As Sir Andrew had failed to make a will, his eldest son Robert was granted administration of the estate on 22 August. Robert completed his refurbishment of the castle, with Sir Andrew's monogram, SAC, being carved above the gatehouse in 1579. However, the castle was not to the tastes of the cosmopolitan Robert and he immediately began the construction of a grand new house on the Italian model immediately to the south.

==Marriage and family==
Corbet married Jane, the daughter of Sir Robert Needham of Shavington Hall, Shropshire, with whom he had six sons and five daughters. They included

- Robert Corbet, Sir Andrew's heir and successor, who had already represented Shropshire in the parliament of 1563, and who died of plague while visiting his uncle Walter Corbet in London.

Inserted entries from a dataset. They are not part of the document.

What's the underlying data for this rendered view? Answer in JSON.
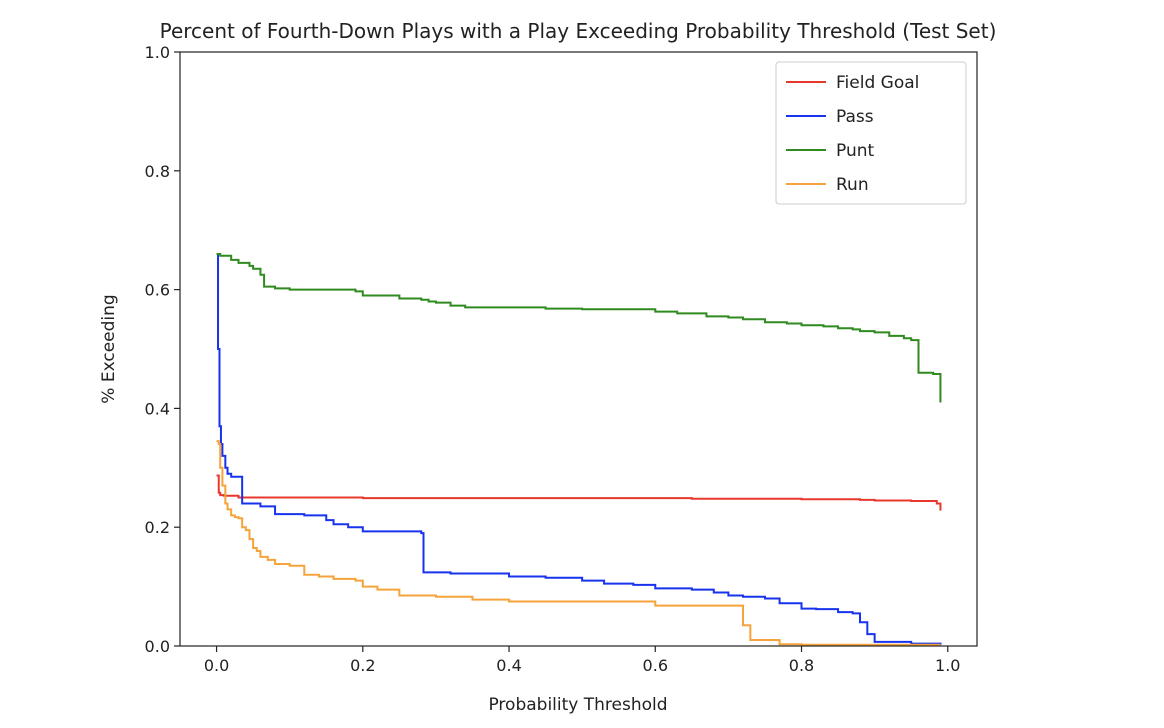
{
  "chart_data": {
    "type": "line",
    "title": "Percent of Fourth-Down Plays with a Play Exceeding Probability Threshold (Test Set)",
    "xlabel": "Probability Threshold",
    "ylabel": "% Exceeding",
    "xlim": [
      -0.05,
      1.04
    ],
    "ylim": [
      0.0,
      1.0
    ],
    "xticks": [
      0.0,
      0.2,
      0.4,
      0.6,
      0.8,
      1.0
    ],
    "xtick_labels": [
      "0.0",
      "0.2",
      "0.4",
      "0.6",
      "0.8",
      "1.0"
    ],
    "yticks": [
      0.0,
      0.2,
      0.4,
      0.6,
      0.8,
      1.0
    ],
    "ytick_labels": [
      "0.0",
      "0.2",
      "0.4",
      "0.6",
      "0.8",
      "1.0"
    ],
    "grid": false,
    "legend_position": "top-right",
    "series": [
      {
        "name": "Field Goal",
        "color": "#e8382e",
        "step": true,
        "x": [
          0.0,
          0.003,
          0.005,
          0.01,
          0.03,
          0.2,
          0.4,
          0.6,
          0.65,
          0.8,
          0.88,
          0.9,
          0.95,
          0.985,
          0.99
        ],
        "y": [
          0.287,
          0.258,
          0.254,
          0.253,
          0.25,
          0.249,
          0.249,
          0.249,
          0.248,
          0.247,
          0.246,
          0.245,
          0.244,
          0.24,
          0.228
        ]
      },
      {
        "name": "Pass",
        "color": "#1733ee",
        "step": true,
        "x": [
          0.0,
          0.002,
          0.004,
          0.006,
          0.008,
          0.012,
          0.015,
          0.02,
          0.035,
          0.06,
          0.08,
          0.12,
          0.15,
          0.16,
          0.18,
          0.2,
          0.28,
          0.283,
          0.32,
          0.4,
          0.45,
          0.5,
          0.53,
          0.57,
          0.6,
          0.65,
          0.68,
          0.7,
          0.72,
          0.75,
          0.77,
          0.8,
          0.82,
          0.85,
          0.87,
          0.88,
          0.89,
          0.9,
          0.95,
          0.99
        ],
        "y": [
          0.66,
          0.5,
          0.37,
          0.34,
          0.32,
          0.3,
          0.29,
          0.285,
          0.24,
          0.235,
          0.222,
          0.22,
          0.212,
          0.205,
          0.2,
          0.193,
          0.19,
          0.124,
          0.122,
          0.117,
          0.115,
          0.11,
          0.105,
          0.103,
          0.097,
          0.095,
          0.09,
          0.085,
          0.083,
          0.08,
          0.072,
          0.063,
          0.062,
          0.057,
          0.055,
          0.04,
          0.02,
          0.007,
          0.004,
          0.002
        ]
      },
      {
        "name": "Punt",
        "color": "#2f8a1f",
        "step": true,
        "x": [
          0.0,
          0.005,
          0.02,
          0.03,
          0.045,
          0.05,
          0.06,
          0.065,
          0.08,
          0.1,
          0.18,
          0.19,
          0.2,
          0.22,
          0.25,
          0.28,
          0.29,
          0.3,
          0.32,
          0.34,
          0.4,
          0.45,
          0.5,
          0.56,
          0.6,
          0.63,
          0.67,
          0.7,
          0.72,
          0.75,
          0.78,
          0.8,
          0.83,
          0.85,
          0.87,
          0.88,
          0.9,
          0.92,
          0.94,
          0.95,
          0.96,
          0.98,
          0.99
        ],
        "y": [
          0.66,
          0.657,
          0.65,
          0.645,
          0.64,
          0.635,
          0.625,
          0.605,
          0.602,
          0.6,
          0.6,
          0.597,
          0.59,
          0.59,
          0.585,
          0.583,
          0.58,
          0.578,
          0.573,
          0.57,
          0.57,
          0.568,
          0.567,
          0.567,
          0.563,
          0.56,
          0.555,
          0.553,
          0.55,
          0.545,
          0.543,
          0.54,
          0.538,
          0.535,
          0.533,
          0.53,
          0.528,
          0.522,
          0.518,
          0.515,
          0.46,
          0.458,
          0.41
        ]
      },
      {
        "name": "Run",
        "color": "#f5a33a",
        "step": true,
        "x": [
          0.0,
          0.003,
          0.005,
          0.008,
          0.012,
          0.015,
          0.02,
          0.025,
          0.03,
          0.035,
          0.04,
          0.045,
          0.05,
          0.055,
          0.06,
          0.07,
          0.08,
          0.1,
          0.12,
          0.14,
          0.16,
          0.19,
          0.2,
          0.22,
          0.25,
          0.3,
          0.35,
          0.4,
          0.45,
          0.5,
          0.55,
          0.58,
          0.6,
          0.65,
          0.7,
          0.72,
          0.73,
          0.75,
          0.77,
          0.8,
          0.9,
          0.99
        ],
        "y": [
          0.345,
          0.34,
          0.3,
          0.27,
          0.24,
          0.23,
          0.22,
          0.217,
          0.215,
          0.2,
          0.195,
          0.18,
          0.165,
          0.16,
          0.15,
          0.145,
          0.138,
          0.135,
          0.12,
          0.117,
          0.113,
          0.11,
          0.1,
          0.095,
          0.085,
          0.083,
          0.078,
          0.075,
          0.075,
          0.075,
          0.075,
          0.075,
          0.068,
          0.068,
          0.068,
          0.035,
          0.01,
          0.01,
          0.003,
          0.002,
          0.002,
          0.002
        ]
      }
    ]
  }
}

- Richard Corbet, a future MP for Shropshire, who succeeded to Sir Andrew's estates on the death of his elder brother.
- Sir Vincent Corbet, Sir Andrew's youngest son, inherited the family estates on the death of his brother Richard.
- Sir Andrew Corbet, Sir Vincent's son, was a prominent Shropshire MP.
- Sir Vincent Corbet, 1st Baronet, the second Sir Andrew's son, was a Royalist soldier of the English Civil War
- Richard Corbet, another of the second Sir Andrew's sons, was also a prominent Royalist soldier.
- Anne Corbet, who was the first wife of Sir Walter Leveson, a wealthy Shropshire and Staffordshire landowner and MP who engaged in piracy and later became mentally incapacitated.
- Richard Leveson, their son and Sir Andrew's grandson, was a distinguished Elizabethan seaman who rose to the rank of Vice-Admiral.